Mine are still growing strong! I'm having to double cut to get rid of them and usually the next day...."theyyyyyyrrrreee baaaaccccckkkk"!


----------



## tcorbitt20 (Aug 31, 2018)

Most of mine are gone, but I've still got a few spots where they haven't changed a bit.


----------



## RayTL (Jun 4, 2018)

+1, noticed a ton today in my yard :shock:


----------



## fp_911 (Apr 10, 2017)

This is the first year in almost 5 years I've owned the home where these things are not going away. I first cut with my rotary mower and still these stupid things stay behind. So my lawn has looked awful all year because of them. Ugh!


----------



## Wfrobinette (Feb 3, 2019)

RayTL said:


> +1, noticed a ton today in my yard :shock:


Mine are back too! Not as bad as in May but they are there.

what I have learned.

They get too tall to cut with a reel mower in one pass. I've tried 3 passes and not really much better.

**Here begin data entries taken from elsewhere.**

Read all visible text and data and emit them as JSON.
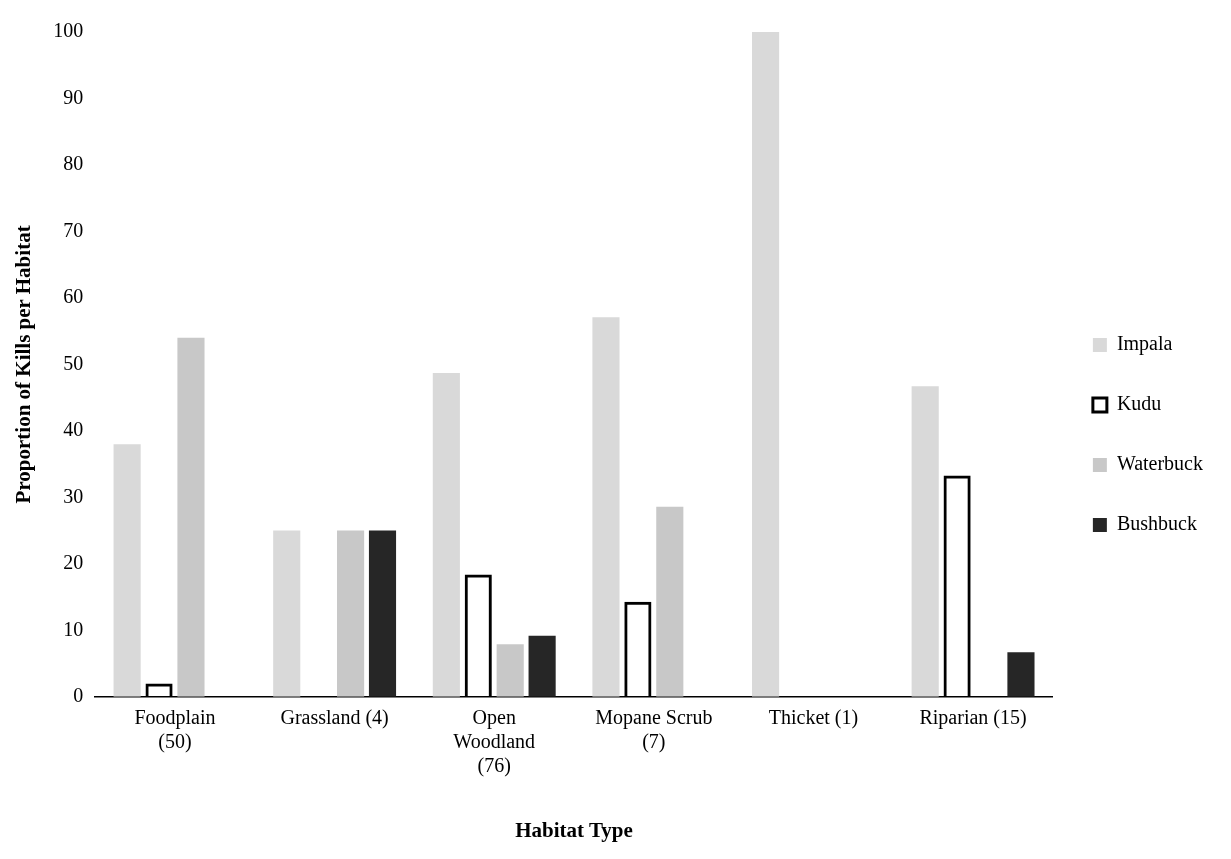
{
  "chart_data": {
    "type": "bar",
    "xlabel": "Habitat Type",
    "ylabel": "Proportion of Kills per Habitat",
    "categories": [
      "Foodplain (50)",
      "Grassland (4)",
      "Open Woodland (76)",
      "Mopane Scrub (7)",
      "Thicket (1)",
      "Riparian (15)"
    ],
    "series": [
      {
        "name": "Impala",
        "color": "#d9d9d9",
        "values": [
          38,
          25,
          48.7,
          57.1,
          100,
          46.7
        ]
      },
      {
        "name": "Kudu",
        "color": "#000000",
        "values": [
          2,
          0,
          18.4,
          14.3,
          0,
          33.3
        ]
      },
      {
        "name": "Waterbuck",
        "color": "#c8c8c8",
        "values": [
          54,
          25,
          7.9,
          28.6,
          0,
          0
        ]
      },
      {
        "name": "Bushbuck",
        "color": "#262626",
        "values": [
          0,
          25,
          9.2,
          0,
          0,
          6.7
        ]
      }
    ],
    "ylim": [
      0,
      100
    ],
    "yticks": [
      0,
      10,
      20,
      30,
      40,
      50,
      60,
      70,
      80,
      90,
      100
    ],
    "grid": false,
    "legend": "right"
  }
}
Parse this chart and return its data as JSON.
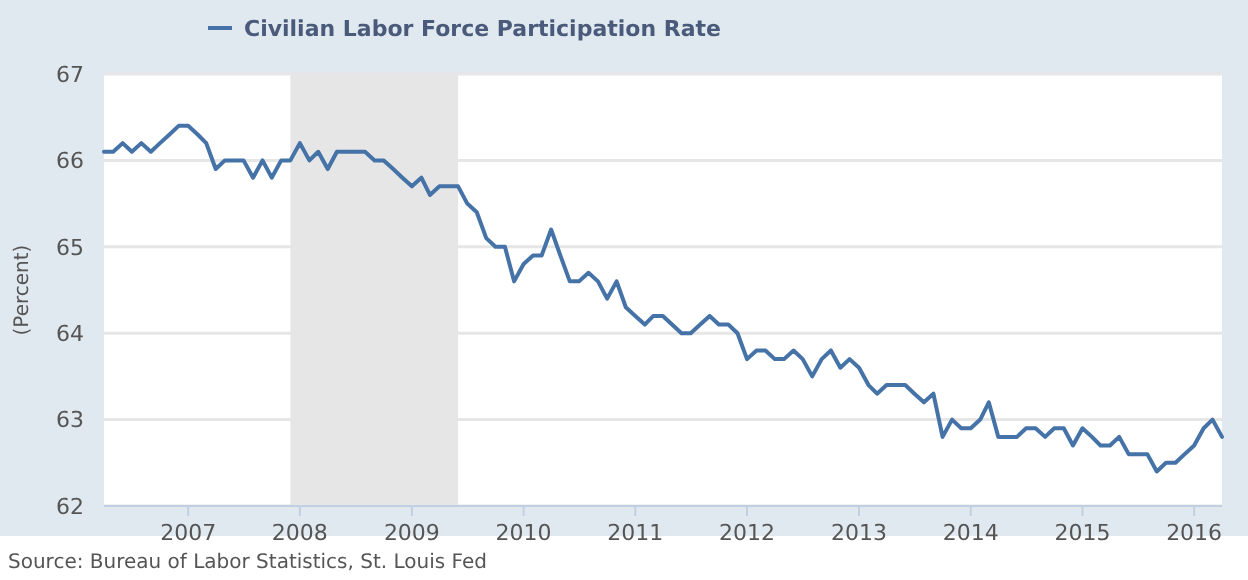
{
  "chart_data": {
    "type": "line",
    "x": [
      "2006-04",
      "2006-05",
      "2006-06",
      "2006-07",
      "2006-08",
      "2006-09",
      "2006-10",
      "2006-11",
      "2006-12",
      "2007-01",
      "2007-02",
      "2007-03",
      "2007-04",
      "2007-05",
      "2007-06",
      "2007-07",
      "2007-08",
      "2007-09",
      "2007-10",
      "2007-11",
      "2007-12",
      "2008-01",
      "2008-02",
      "2008-03",
      "2008-04",
      "2008-05",
      "2008-06",
      "2008-07",
      "2008-08",
      "2008-09",
      "2008-10",
      "2008-11",
      "2008-12",
      "2009-01",
      "2009-02",
      "2009-03",
      "2009-04",
      "2009-05",
      "2009-06",
      "2009-07",
      "2009-08",
      "2009-09",
      "2009-10",
      "2009-11",
      "2009-12",
      "2010-01",
      "2010-02",
      "2010-03",
      "2010-04",
      "2010-05",
      "2010-06",
      "2010-07",
      "2010-08",
      "2010-09",
      "2010-10",
      "2010-11",
      "2010-12",
      "2011-01",
      "2011-02",
      "2011-03",
      "2011-04",
      "2011-05",
      "2011-06",
      "2011-07",
      "2011-08",
      "2011-09",
      "2011-10",
      "2011-11",
      "2011-12",
      "2012-01",
      "2012-02",
      "2012-03",
      "2012-04",
      "2012-05",
      "2012-06",
      "2012-07",
      "2012-08",
      "2012-09",
      "2012-10",
      "2012-11",
      "2012-12",
      "2013-01",
      "2013-02",
      "2013-03",
      "2013-04",
      "2013-05",
      "2013-06",
      "2013-07",
      "2013-08",
      "2013-09",
      "2013-10",
      "2013-11",
      "2013-12",
      "2014-01",
      "2014-02",
      "2014-03",
      "2014-04",
      "2014-05",
      "2014-06",
      "2014-07",
      "2014-08",
      "2014-09",
      "2014-10",
      "2014-11",
      "2014-12",
      "2015-01",
      "2015-02",
      "2015-03",
      "2015-04",
      "2015-05",
      "2015-06",
      "2015-07",
      "2015-08",
      "2015-09",
      "2015-10",
      "2015-11",
      "2015-12",
      "2016-01",
      "2016-02",
      "2016-03",
      "2016-04"
    ],
    "series": [
      {
        "name": "Civilian Labor Force Participation Rate",
        "color": "#4572a7",
        "values": [
          66.1,
          66.1,
          66.2,
          66.1,
          66.2,
          66.1,
          66.2,
          66.3,
          66.4,
          66.4,
          66.3,
          66.2,
          65.9,
          66.0,
          66.0,
          66.0,
          65.8,
          66.0,
          65.8,
          66.0,
          66.0,
          66.2,
          66.0,
          66.1,
          65.9,
          66.1,
          66.1,
          66.1,
          66.1,
          66.0,
          66.0,
          65.9,
          65.8,
          65.7,
          65.8,
          65.6,
          65.7,
          65.7,
          65.7,
          65.5,
          65.4,
          65.1,
          65.0,
          65.0,
          64.6,
          64.8,
          64.9,
          64.9,
          65.2,
          64.9,
          64.6,
          64.6,
          64.7,
          64.6,
          64.4,
          64.6,
          64.3,
          64.2,
          64.1,
          64.2,
          64.2,
          64.1,
          64.0,
          64.0,
          64.1,
          64.2,
          64.1,
          64.1,
          64.0,
          63.7,
          63.8,
          63.8,
          63.7,
          63.7,
          63.8,
          63.7,
          63.5,
          63.7,
          63.8,
          63.6,
          63.7,
          63.6,
          63.4,
          63.3,
          63.4,
          63.4,
          63.4,
          63.3,
          63.2,
          63.3,
          62.8,
          63.0,
          62.9,
          62.9,
          63.0,
          63.2,
          62.8,
          62.8,
          62.8,
          62.9,
          62.9,
          62.8,
          62.9,
          62.9,
          62.7,
          62.9,
          62.8,
          62.7,
          62.7,
          62.8,
          62.6,
          62.6,
          62.6,
          62.4,
          62.5,
          62.5,
          62.6,
          62.7,
          62.9,
          63.0,
          62.8
        ]
      }
    ],
    "ylabel": "(Percent)",
    "xlim": [
      "2006-04",
      "2016-04"
    ],
    "xticks": [
      "2007",
      "2008",
      "2009",
      "2010",
      "2011",
      "2012",
      "2013",
      "2014",
      "2015",
      "2016"
    ],
    "ylim": [
      62,
      67
    ],
    "yticks": [
      62,
      63,
      64,
      65,
      66,
      67
    ],
    "grid": "y",
    "legend": "top",
    "line_style": "solid",
    "bands": [
      {
        "axis": "x",
        "from": "2007-12",
        "to": "2009-06",
        "color": "#e6e6e6"
      }
    ],
    "annotations": [
      "Source: Bureau of Labor Statistics, St. Louis Fed"
    ]
  }
}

Get the PGR going much sooner.

Get the yard leveled real nice then pull out the rotary to get them short enough to be handle by the reel.


----------



## admdam (Apr 27, 2019)

I have a Trucut and increased the speed of the blade relative to forward speed and that seems to help somewhat. But they keep on coming back no matter how well they are cut.


----------



## MrMeaner (Feb 21, 2017)

Ive been round and round with seed heads...my yard was looking perfect earlier this year with the right fertilizer and rain, I was thinking year 6 of my lawn was going to be magical. Rain stopped, heat came and here come the seed heads again.

I personally didn't see much seed head suppression from PGR but was not applying it on a regular basis like i should have been...

Reel mowers will not cut seed heads no matter how well you have a mower setup. Grass and paper cut very easily when you have a mower properly set up... Go out to your lawn and pull a seed head out of the stalk. The seed head itself pulls out easily but what's left behind is what dies and turns white and make the lawn have the hazy look. Reel mowers compound the problem by removing the seed head tops by pulling the from the stalk(not a technical term). Now you have two issues a, a dead seed head and a dead stalk..both turn white and make your beautiful bermuda look like doo-doo.

Ive found the best way when seed heads get bad is I hit them at the lowest setting on my rotary and bag.. then come back a day or two later and mow with a reel mower setup really well. Grass, Paper and dead stuff cuts easily now making the lawn look much better after a double cut. My rotary goes down to 1" and I reel at 1/2"


----------



## SwBermuda (Jun 9, 2019)

Come to West Texas and see the seed heads I've had (have) in my backyard. My reel mower is getting fixed so I've gone as low as I can go with a rotary and these suckers I swear pop up from hiding 6-8 hours after I've mowed like they have risen from the dead! Now if heat causes quick growth, I guess the basically 2 weeks straight of triple digit weather doesn't help.


----------